Kali ini ia nampak setengah ragu
sembari menatap ke arahku sejenak, lalu kembali melempar pandangannya ke layar
berukuran beberapa centimeter itu.
“Aku tak bisa janjikan apa-apa padamu,
Rahma. Beasiswaku diterima. Aku akan singgah ke Jakarta dan fokus untuk kuliah
dulu.”
Sungguh bukan itu jawaban yang aku
inginkan.
Ada hal lain, hal sakral antara seorang
laki-laki dan perempuan. Di desaku, menikah dini itu sudah biasa dengan banyak
alasan yang melandasinya. Namun, kini memang antara kami hanya memiliki cinta.
Tapi apa itu tidak cukup? Pikirku. Pertemuan itu adalah kali terakhir aku
melihat wajahnya.
Namanya Farhan, ia adalah teman
sepermainanku sejak kecil. Ia adalah orang yang baik. Ia selalu menepati janji.

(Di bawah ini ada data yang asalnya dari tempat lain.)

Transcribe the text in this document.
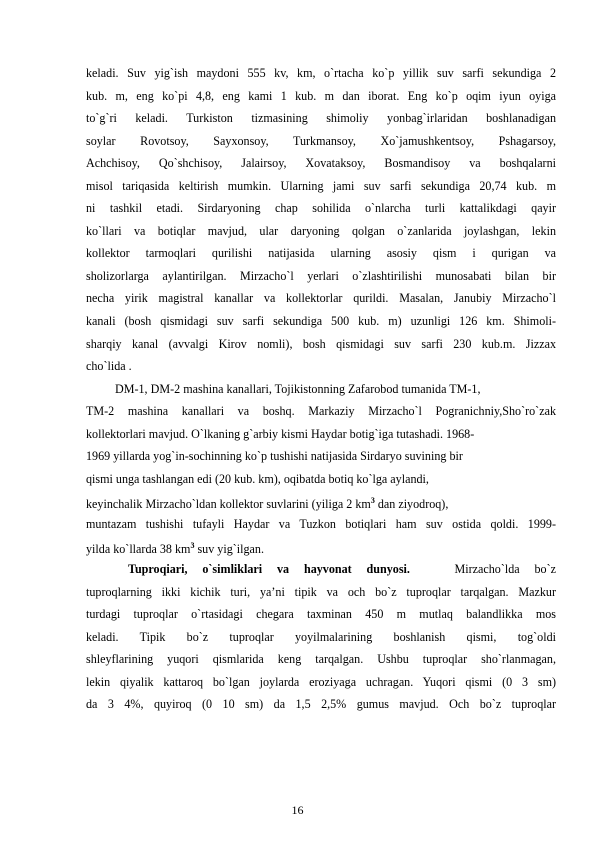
keladi. Suv yig`ish maydoni 555 kv, km, o`rtacha ko`p yillik suv sarfi sekundiga 2
kub. m, eng ko`pi 4,8, eng kami 1 kub. m dan iborat. Eng ko`p oqim iyun oyiga
to`g`ri keladi. Turkiston tizmasining shimoliy yonbag`irlaridan boshlanadigan
soylar Rovotsoy, Sayxonsoy, Turkmansoy, Xo`jamushkentsoy, Pshagarsoy,
Achchisoy, Qo`shchisoy, Jalairsoy, Xovataksoy, Bosmandisoy va boshqalarni
misol tariqasida keltirish mumkin. Ularning jami suv sarfi sekundiga 20,74 kub. m
ni tashkil etadi. Sirdaryoning chap sohilida o`nlarcha turli kattalikdagi qayir
ko`llari va botiqlar mavjud, ular daryoning qolgan o`zanlarida joylashgan, lekin
kollektor tarmoqlari qurilishi natijasida ularning asosiy qism i qurigan va
sholizorlarga aylantirilgan. Mirzacho`l yerlari o`zlashtirilishi munosabati bilan bir
necha yirik magistral kanallar va kollektorlar qurildi. Masalan, Janubiy Mirzacho`l
kanali (bosh qismidagi suv sarfi sekundiga 500 kub. m) uzunligi 126 km. Shimoli-
sharqiy kanal (avvalgi Kirov nomli), bosh qismidagi suv sarfi 230 kub.m. Jizzax
cho`lida .
DM-1, DM-2 mashina kanallari, Tojikistonning Zafarobod tumanida TM-1,
TM-2 mashina kanallari va boshq. Markaziy Mirzacho`l Pogranichniy,Sho`ro`zak
kollektorlari mavjud. O`lkaning g`arbiy kismi Haydar botig`iga tutashadi. 1968-
1969 yillarda yog`in-sochinning ko`p tushishi natijasida Sirdaryo suvining bir
qismi unga tashlangan edi (20 kub. km), oqibatda botiq ko`lga aylandi,
keyinchalik Mirzacho`ldan kollektor suvlarini (yiliga 2 $km^3$ dan ziyodroq),
muntazam tushishi tufayli Haydar va Tuzkon botiqlari ham suv ostida qoldi. 1999-
yilda ko`llarda 38 $km^3$ suv yig`ilgan.
Tuproqiari, o`simliklari va hayvonat dunyosi.	Mirzacho`lda bo`z
tuproqlarning ikki kichik turi, ya’ni tipik va och bo`z tuproqlar tarqalgan. Mazkur
turdagi tuproqlar o`rtasidagi chegara taxminan 450 m mutlaq balandlikka mos
keladi. Tipik bo`z tuproqlar yoyilmalarining boshlanish qismi, tog`oldi
shleyflarining yuqori qismlarida keng tarqalgan. Ushbu tuproqlar sho`rlanmagan,
lekin qiyalik kattaroq bo`lgan joylarda eroziyaga uchragan. Yuqori qismi (0 3 sm)
da 3 4%, quyiroq (0 10 sm) da 1,5 2,5% gumus mavjud. Och bo`z tuproqlar
16
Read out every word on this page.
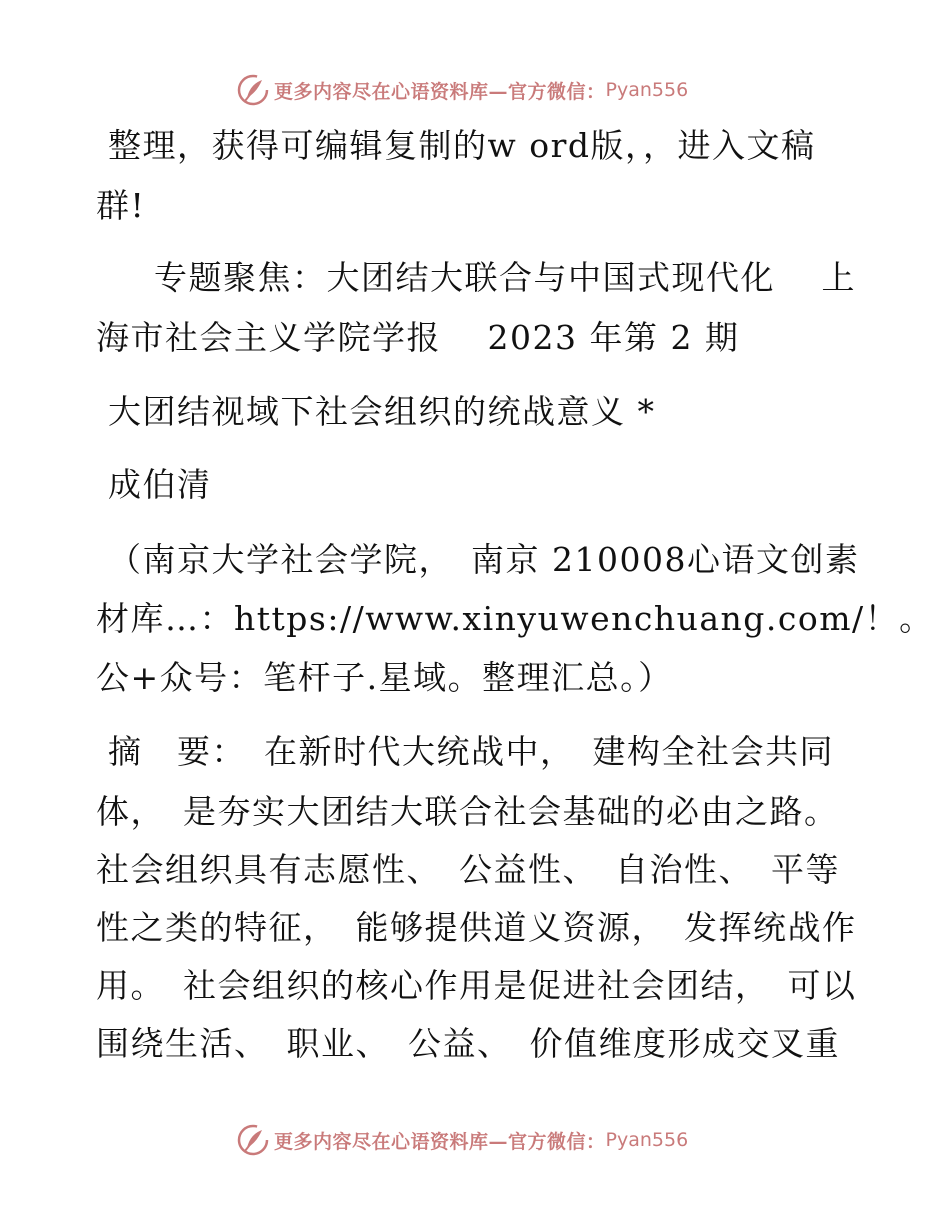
更多内容尽在心语资料库—官方微信： Pyan556
整理，获得可编辑复制的w ord版，，进入文稿
群!
专题聚焦：大团结大联合与中国式现代化　 上
海市社会主义学院学报　 2023 年第 2 期
大团结视域下社会组织的统战意义 *
成伯清
（南京大学社会学院，　南京 210008心语文创素
材库…：https://www.xinyuwenchuang.com/！。
公+众号：笔杆子.星域。整理汇总。）
摘　要：　在新时代大统战中，　建构全社会共同
体，　是夯实大团结大联合社会基础的必由之路。
社会组织具有志愿性、　公益性、　自治性、　平等
性之类的特征，　能够提供道义资源，　发挥统战作
用。　社会组织的核心作用是促进社会团结，　可以
围绕生活、　职业、　公益、　价值维度形成交叉重
更多内容尽在心语资料库—官方微信： Pyan556
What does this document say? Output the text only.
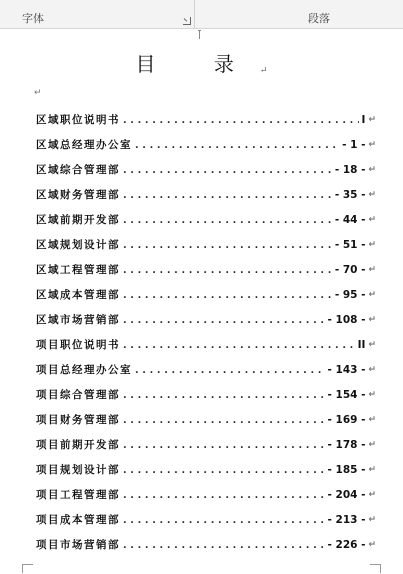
字体	段落
目 录↵
↵
区域职位说明书 . . .	I ↵
区域总经理办公室 . . .	- 1 - ↵
区域综合管理部 . . .	- 18 - ↵
区域财务管理部 . . .	- 35 - ↵
区域前期开发部 . . .	- 44 - ↵
区域规划设计部 . . .	- 51 - ↵
区域工程管理部 . . .	- 70 - ↵
区域成本管理部 . . .	- 95 - ↵
区域市场营销部 . . .	- 108 - ↵
项目职位说明书 . . .	II ↵
项目总经理办公室 . . .	- 143 - ↵
项目综合管理部 . . .	- 154 - ↵
项目财务管理部 . . .	- 169 - ↵
项目前期开发部 . . .	- 178 - ↵
项目规划设计部 . . .	- 185 - ↵
项目工程管理部 . . .	- 204 - ↵
项目成本管理部 . . .	- 213 - ↵
项目市场营销部 . . .	- 226 - ↵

Ia seorang juara kelas, teman-teman begitu simpati padanya. Bahasa arabnya
lancar, ilmu agamanya jangan ditanya. Kedua orangtuanya adalah orang ternama,
tokoh agama terkenal di daerah tempat tinggalku. Namun, aku tak pernah mengerti
apa sebab Ibu tidak menyukainya. Mungkin karena Ibu dan Ayah juga orang
terpandang di tempat tinggalku, hingga berat jika membiarkan anak perempuannya
bermain-main dengan anak laki-laki yang bukan mahramnya.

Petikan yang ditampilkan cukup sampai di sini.